Por qué esto importa
Muchos viajeros toman vitaminas a diario y no quieren interrumpir su rutina en un viaje a Japón, mientras que los visitantes de larga estancia y los estudiantes a menudo quieren traer un gran suministro desde casa porque las marcas conocidas pueden ser caras o difíciles de encontrar localmente. Japón trata las vitaminas bajo el mismo marco de importación personal que los medicamentos de venta libre, así que existe un límite de cantidad real; solo que es uno generoso que casi ningún viajero de vacaciones va a alcanzar.
Restricciones
Las normas para las vitaminas reflejan las de otros productos sin receta:
- Hasta un suministro de 2 meses de vitaminas y suplementos minerales puede introducirse libremente, sin declaración ni papeleo.
- Más de 2 meses de suministro requiere un Yunyu Kakunin-sho (certificado de confirmación de importación) del Ministerio de Salud, Trabajo y Bienestar, gestionado antes de viajar.
- Mantén los frascos sellados y etiquetados. Una bolsa de cápsulas sueltas y sin marcar invita a preguntas que un envase etiquetado no provoca.

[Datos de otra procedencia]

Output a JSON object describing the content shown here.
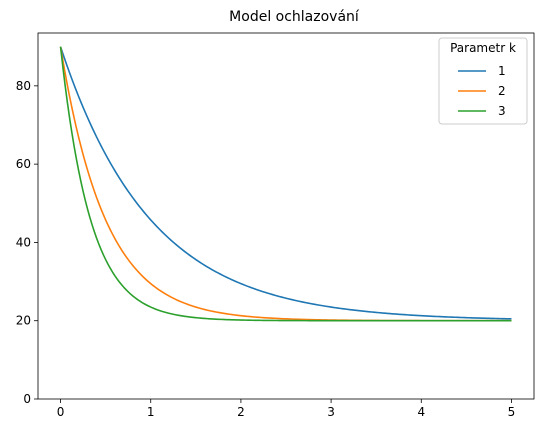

- Vigila la lista de ingredientes: los suplementos que incluyen ingredientes medicinales (ayudas para dormir, hormonas, compuestos de tipo estimulante) se juzgan como medicamento, y algunos ingredientes comunes en el extranjero están controlados en Japón.
Un multivitamínico estándar, aceite de pescado, vitamina C o producto similar no supone ningún problema en la aduana japonesa en cantidades personales.
Qué dice la guía oficial
El Ministerio de Salud, Trabajo y Bienestar agrupa las vitaminas con los cuasi-fármacos y los productos de venta libre en su guía de importación personal: hasta dos meses de suministro pueden introducirse sin confirmación, y las cantidades mayores necesitan el certificado de importación. Como siempre, los agentes de aduana en el puerto de entrada toman la decisión final, así que las cantidades razonables en el envase original son la jugada segura.